I'm against timed exclusives, I'm against third party exclusives that aren't actual co-production, and I'm against those where the business incentive of the deal is primarily to prevent competitors from having it, where an existing franchise fanbase is the primary value of the deal. It's partly a business ethics argumentation, which is forbidden here, so I won't. (but hey, we're allowed to call each other a bunch of butthurt crybabies, for some reason)
However, I really love first/second party exclusives and I respect third party exclusives that are co-productions.
The big difference is that one method is to add more games available to gamers, the other method is to remove offering to competitors.

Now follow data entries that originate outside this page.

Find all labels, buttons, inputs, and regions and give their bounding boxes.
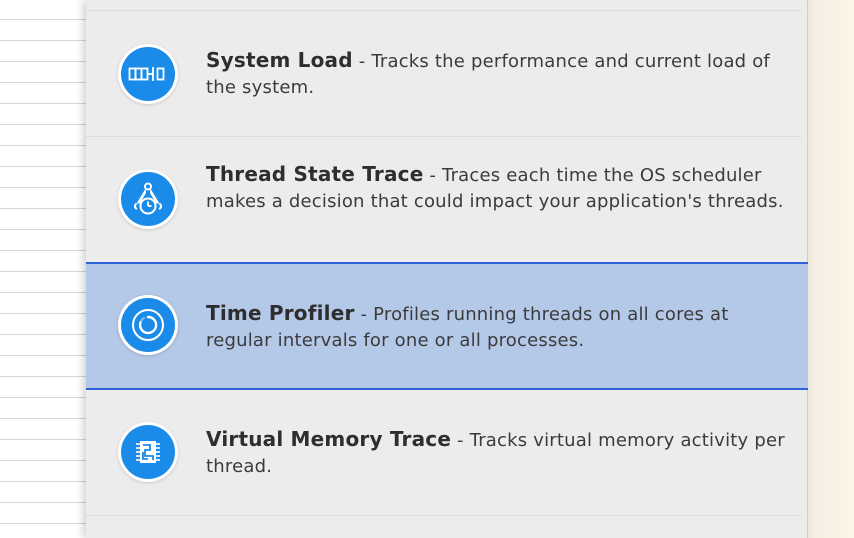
row-separator — [86, 515, 801, 516]
list-item-thread-state-trace[interactable]: Thread State Trace - Traces each time th… — [86, 137, 808, 262]
instrument-title: Virtual Memory Trace — [206, 427, 452, 451]
instrument-list[interactable]: System Load - Tracks the performance and… — [86, 0, 808, 538]
list-item-system-load[interactable]: System Load - Tracks the performance and… — [86, 11, 808, 136]
list-item-virtual-memory-trace[interactable]: Virtual Memory Trace - Tracks virtual me… — [86, 390, 808, 515]
list-item-text: Time Profiler - Profiles running threads… — [206, 300, 786, 354]
title-separator: - — [354, 304, 374, 325]
background-document-panel — [0, 0, 86, 538]
list-item-text: Thread State Trace - Traces each time th… — [206, 161, 786, 215]
title-separator: - — [352, 51, 372, 72]
list-item-text: Virtual Memory Trace - Tracks virtual me… — [206, 426, 786, 480]
virtual-memory-trace-icon — [121, 425, 175, 479]
background-window-edge — [808, 0, 854, 538]
list-item-text: System Load - Tracks the performance and… — [206, 47, 786, 101]
title-separator: - — [423, 165, 443, 186]
thread-state-trace-icon — [121, 172, 175, 226]
title-separator: - — [451, 430, 470, 451]
instrument-title: Time Profiler — [206, 301, 355, 325]
list-item-time-profiler[interactable]: Time Profiler - Profiles running threads… — [86, 262, 808, 390]
time-profiler-icon — [121, 298, 175, 352]
instrument-title: System Load — [206, 48, 353, 72]
system-load-icon — [121, 47, 175, 101]
instrument-title: Thread State Trace — [206, 162, 424, 186]
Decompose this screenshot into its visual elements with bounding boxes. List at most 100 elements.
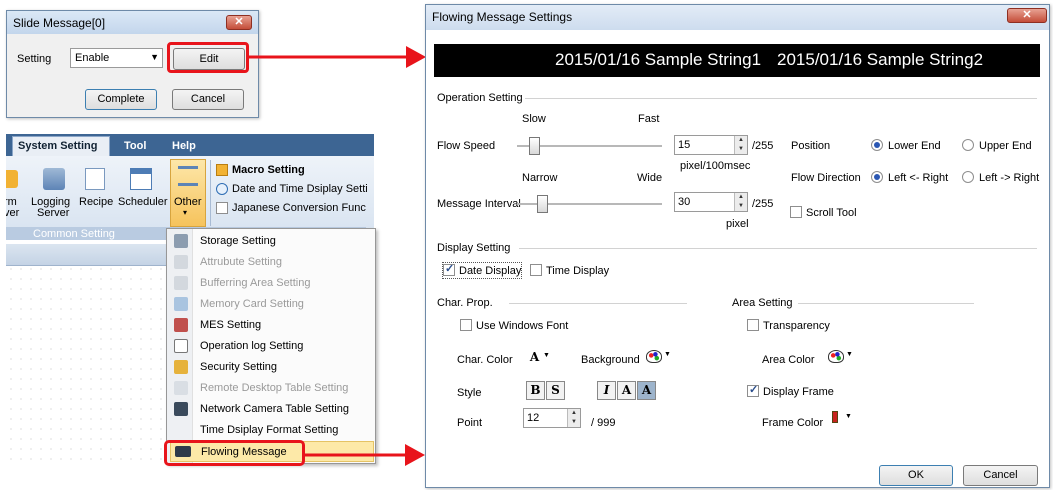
point-input[interactable]: 12 ▲ ▼: [523, 408, 581, 428]
shadow-button[interactable]: S: [546, 381, 565, 400]
area-color-button[interactable]: ▼: [827, 348, 853, 367]
chevron-down-icon: ▼: [543, 352, 550, 359]
date-time-display-item[interactable]: Date and Time Dsiplay Setti: [216, 183, 374, 199]
flow-speed-label: Flow Speed: [437, 140, 496, 152]
menu-item-mes-setting[interactable]: MES Setting: [170, 315, 374, 336]
macro-setting-item[interactable]: Macro Setting: [216, 164, 374, 180]
char-color-button[interactable]: A ▼: [525, 349, 550, 368]
clock-icon: [216, 183, 228, 195]
emboss-button[interactable]: A: [637, 381, 656, 400]
slide-message-titlebar: Slide Message[0]: [7, 11, 258, 34]
message-interval-label: Message Interval: [437, 198, 521, 210]
lower-end-radio[interactable]: [871, 139, 883, 151]
char-prop-divider: [509, 303, 687, 304]
scheduler-button[interactable]: Scheduler: [116, 162, 168, 222]
logging-server-button[interactable]: Logging Server: [31, 162, 75, 222]
message-interval-input[interactable]: 30 ▲ ▼: [674, 192, 748, 212]
menu-item-security-setting[interactable]: Security Setting: [170, 357, 374, 378]
menu-item-bufferring-area-setting[interactable]: Bufferring Area Setting: [170, 273, 374, 294]
left-from-right-radio[interactable]: [871, 171, 883, 183]
message-interval-spinner[interactable]: ▲ ▼: [734, 193, 747, 211]
setting-label: Setting: [17, 53, 52, 65]
menu-item-memory-card-setting[interactable]: Memory Card Setting: [170, 294, 374, 315]
ok-button[interactable]: OK: [879, 465, 953, 486]
transparency-label: Transparency: [763, 320, 830, 332]
menu-item-attrubute-setting[interactable]: Attrubute Setting: [170, 252, 374, 273]
frame-color-button[interactable]: ▼: [828, 410, 852, 429]
preview-text-1: 2015/01/16 Sample String1: [555, 50, 762, 69]
slow-label: Slow: [522, 113, 546, 125]
display-setting-heading: Display Setting: [437, 242, 511, 254]
buffer-icon: [174, 276, 188, 290]
close-icon[interactable]: ✕: [226, 15, 252, 30]
slide-message-title: Slide Message[0]: [13, 16, 106, 30]
close-icon[interactable]: ✕: [1007, 8, 1047, 23]
time-display-checkbox[interactable]: [530, 264, 542, 276]
date-display-checkbox[interactable]: [443, 262, 455, 276]
edit-highlight-frame: [167, 42, 249, 73]
scroll-tool-label: Scroll Tool: [806, 207, 857, 219]
other-icon: [178, 166, 198, 186]
left-to-right-radio[interactable]: [962, 171, 974, 183]
remote-desktop-icon: [174, 381, 188, 395]
attribute-icon: [174, 255, 188, 269]
flow-speed-unit: pixel/100msec: [680, 160, 751, 172]
message-interval-slider-thumb[interactable]: [537, 195, 548, 213]
alarm-server-icon: [6, 170, 18, 188]
menu-item-storage-setting[interactable]: Storage Setting: [170, 231, 374, 252]
lock-icon: [174, 360, 188, 374]
message-interval-unit: pixel: [726, 218, 749, 230]
chevron-down-icon: ▼: [664, 351, 671, 358]
transparency-checkbox[interactable]: [747, 319, 759, 331]
japanese-conversion-checkbox[interactable]: [216, 202, 228, 214]
char-color-label: Char. Color: [457, 354, 513, 366]
italic-button[interactable]: I: [597, 381, 616, 400]
frame-color-label: Frame Color: [762, 417, 824, 429]
area-setting-divider: [798, 303, 974, 304]
char-color-swatch: A: [529, 350, 540, 364]
date-display-label: Date Display: [459, 265, 522, 277]
recipe-button[interactable]: Recipe: [77, 162, 117, 222]
flow-speed-spinner[interactable]: ▲ ▼: [734, 136, 747, 154]
point-max: / 999: [591, 417, 616, 429]
pen-icon: [832, 411, 838, 423]
display-frame-checkbox[interactable]: [747, 383, 759, 397]
palette-icon: [828, 350, 844, 363]
flow-direction-label: Flow Direction: [791, 172, 861, 184]
chevron-down-icon: ▼: [846, 351, 853, 358]
background-color-button[interactable]: ▼: [645, 348, 671, 367]
message-interval-slider[interactable]: [517, 194, 662, 214]
operation-setting-heading: Operation Setting: [437, 92, 523, 104]
flow-speed-slider[interactable]: [517, 136, 662, 156]
menu-item-operation-log-setting[interactable]: Operation log Setting: [170, 336, 374, 357]
ribbon-separator: [210, 160, 211, 226]
chevron-down-icon: ▼: [845, 413, 852, 420]
other-button[interactable]: Other ▾: [170, 159, 206, 227]
scroll-tool-checkbox[interactable]: [790, 206, 802, 218]
tab-tool[interactable]: Tool: [124, 140, 146, 152]
time-display-label: Time Display: [546, 265, 610, 277]
cancel-button[interactable]: Cancel: [172, 89, 244, 110]
display-setting-divider: [519, 248, 1037, 249]
menu-item-network-camera-table-setting[interactable]: Network Camera Table Setting: [170, 399, 374, 420]
menu-item-time-display-format-setting[interactable]: Time Dsiplay Format Setting: [170, 420, 374, 441]
setting-select[interactable]: Enable ▼: [70, 48, 163, 68]
japanese-conversion-item[interactable]: Japanese Conversion Func: [216, 202, 374, 218]
tab-help[interactable]: Help: [172, 140, 196, 152]
bold-button[interactable]: B: [526, 381, 545, 400]
use-windows-font-checkbox[interactable]: [460, 319, 472, 331]
upper-end-radio[interactable]: [962, 139, 974, 151]
outline-button[interactable]: A: [617, 381, 636, 400]
complete-button[interactable]: Complete: [85, 89, 157, 110]
operation-setting-divider: [525, 98, 1037, 99]
flow-speed-slider-thumb[interactable]: [529, 137, 540, 155]
point-spinner[interactable]: ▲ ▼: [567, 409, 580, 427]
tab-system-setting[interactable]: System Setting: [18, 140, 97, 152]
flow-speed-input[interactable]: 15 ▲ ▼: [674, 135, 748, 155]
menu-item-remote-desktop-table-setting[interactable]: Remote Desktop Table Setting: [170, 378, 374, 399]
cancel-button[interactable]: Cancel: [963, 465, 1038, 486]
alarm-server-button[interactable]: rm ver: [6, 162, 28, 222]
macro-icon: [216, 164, 228, 176]
palette-icon: [646, 350, 662, 363]
background-label: Background: [581, 354, 640, 366]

One is good for the industry and the other destroys it. Etc... This distinction is the center of disagreements.
I have lots of games that I still play for Amiga, PC, GameCube, Wii, WiiU, PS2, PS3, PS4. Roughly 80% of my console games are first or second party exclusives (it's practically 100% for Wii/WiiU). My PC rig is for games that aren't available on consoles, or games that are much better with KB/M, most importantly MMOs. Amiga emulator is for nostalgia and doesn't really count.
I think it's just that the type of games that I like are rarely the latest popular genre, and third parties need strong sales everywhere so they always go toward the popular genre.

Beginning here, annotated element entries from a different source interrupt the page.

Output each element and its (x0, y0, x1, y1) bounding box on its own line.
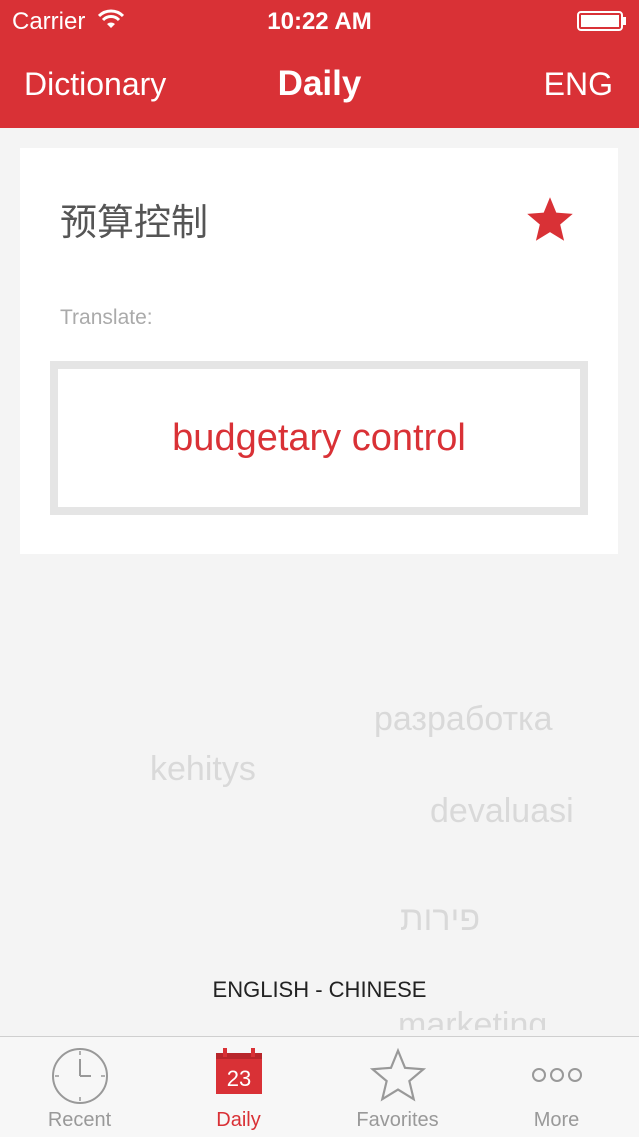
language-button[interactable]: ENG (544, 66, 613, 103)
tab-more[interactable]: More (477, 1037, 636, 1137)
tab-daily[interactable]: 23 Daily (159, 1037, 318, 1137)
translation-box[interactable]: budgetary control (50, 361, 588, 515)
calendar-icon: 23 (215, 1048, 262, 1094)
battery-icon (577, 11, 626, 31)
tab-favorites[interactable]: Favorites (318, 1037, 477, 1137)
status-bar: Carrier 10:22 AM (0, 0, 639, 40)
tab-label: Recent (47, 1109, 112, 1131)
background-word: kehitys (150, 750, 256, 788)
word-term: 预算控制 (60, 202, 208, 243)
tab-label: More (533, 1109, 580, 1131)
calendar-day-number: 23 (226, 1066, 250, 1091)
background-word: devaluasi (430, 792, 574, 830)
more-dots-icon (531, 1068, 582, 1082)
clock-icon (51, 1048, 108, 1104)
tab-label: Favorites (356, 1109, 439, 1131)
tab-label: Daily (216, 1109, 261, 1131)
favorite-star-icon[interactable] (524, 194, 576, 246)
background-word-cloud: разработка kehitys devaluasi פירות marke… (0, 540, 639, 1030)
background-word: marketing (398, 1006, 548, 1030)
clock-time: 10:22 AM (267, 8, 372, 35)
language-pair-label[interactable]: ENGLISH - CHINESE (0, 977, 639, 1003)
nav-bar: Dictionary Daily ENG (0, 40, 639, 128)
star-outline-icon (369, 1047, 426, 1102)
daily-word-card: 预算控制 Translate: budgetary control (20, 148, 618, 554)
tab-bar: Recent 23 Daily Favorites More (0, 1036, 639, 1137)
tab-recent[interactable]: Recent (0, 1037, 159, 1137)
translation-text: budgetary control (58, 369, 580, 507)
translate-label: Translate: (60, 306, 153, 329)
background-word: разработка (374, 700, 553, 738)
background-word: פירות (400, 900, 481, 938)
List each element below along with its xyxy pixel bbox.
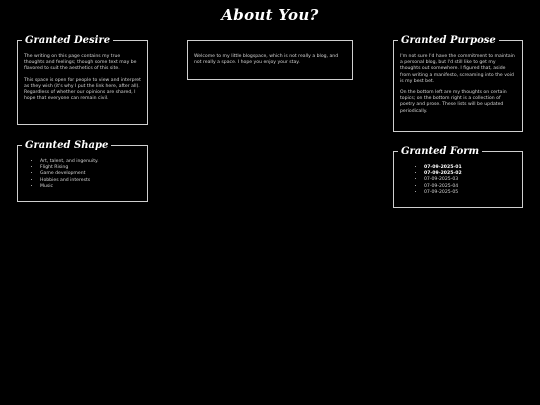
purpose-panel: Granted Purpose I'm not sure I'd have th… xyxy=(393,35,523,132)
desire-panel: Granted Desire The writing on this page … xyxy=(17,35,148,125)
desire-paragraph-2: This space is open for people to view an… xyxy=(24,77,141,102)
shape-list: Art, talent, and ingenuity. Flight Risin… xyxy=(24,159,141,190)
form-link-2[interactable]: 07-09-2025-03 xyxy=(424,177,458,182)
shape-panel: Granted Shape Art, talent, and ingenuity… xyxy=(17,140,148,202)
shape-link-4[interactable]: Music xyxy=(40,184,53,189)
list-item[interactable]: Music xyxy=(40,184,141,190)
shape-link-0[interactable]: Art, talent, and ingenuity. xyxy=(40,159,99,164)
form-panel: Granted Form 07-09-2025-01 07-09-2025-02… xyxy=(393,146,523,208)
shape-link-1[interactable]: Flight Rising xyxy=(40,165,68,170)
page-title: About You? xyxy=(221,6,319,24)
welcome-text: Welcome to my little blogspace, which is… xyxy=(194,54,339,66)
form-link-0[interactable]: 07-09-2025-01 xyxy=(424,165,462,170)
purpose-paragraph-1: I'm not sure I'd have the commitment to … xyxy=(400,54,515,84)
shape-link-3[interactable]: Hobbies and interests xyxy=(40,178,90,183)
form-list: 07-09-2025-01 07-09-2025-02 07-09-2025-0… xyxy=(400,165,516,196)
desire-title: Granted Desire xyxy=(22,35,114,47)
form-link-1[interactable]: 07-09-2025-02 xyxy=(424,171,462,176)
desire-paragraph-1: The writing on this page contains my tru… xyxy=(24,54,137,72)
form-link-4[interactable]: 07-09-2025-05 xyxy=(424,190,458,195)
purpose-paragraph-2: On the bottom left are my thoughts on ce… xyxy=(400,90,507,114)
shape-link-2[interactable]: Game development xyxy=(40,171,85,176)
purpose-title: Granted Purpose xyxy=(398,35,499,47)
form-link-3[interactable]: 07-09-2025-04 xyxy=(424,184,458,189)
list-item[interactable]: 07-09-2025-05 xyxy=(424,190,516,196)
welcome-panel: Welcome to my little blogspace, which is… xyxy=(187,40,353,80)
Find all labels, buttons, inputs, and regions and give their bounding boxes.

The good reason for first/second party exclusives is that the console manufacturers can fill up the genres offering, spread it to stabilize the influx of games in a regular way. They can add games of a specific genre which is naturally ignored by third parties, even if it's not directly profitable, or more risky. The reason for them to make a game that's already popular genre is if they can do better than anybody else and provide differentiation (TLoU and Super Smash comes to mind).
I don't know if that's why Sony is winning this generation, but it works for me because they make the games I like. My PC is now mostly for MMOs, Nintendo consoles for Nintendo games, and most everything else is on PS3/4. This situation wouldn't have happened without the number of Sony's first party offerings, or Nintendo's unique ability to make games which have no equal anywhere.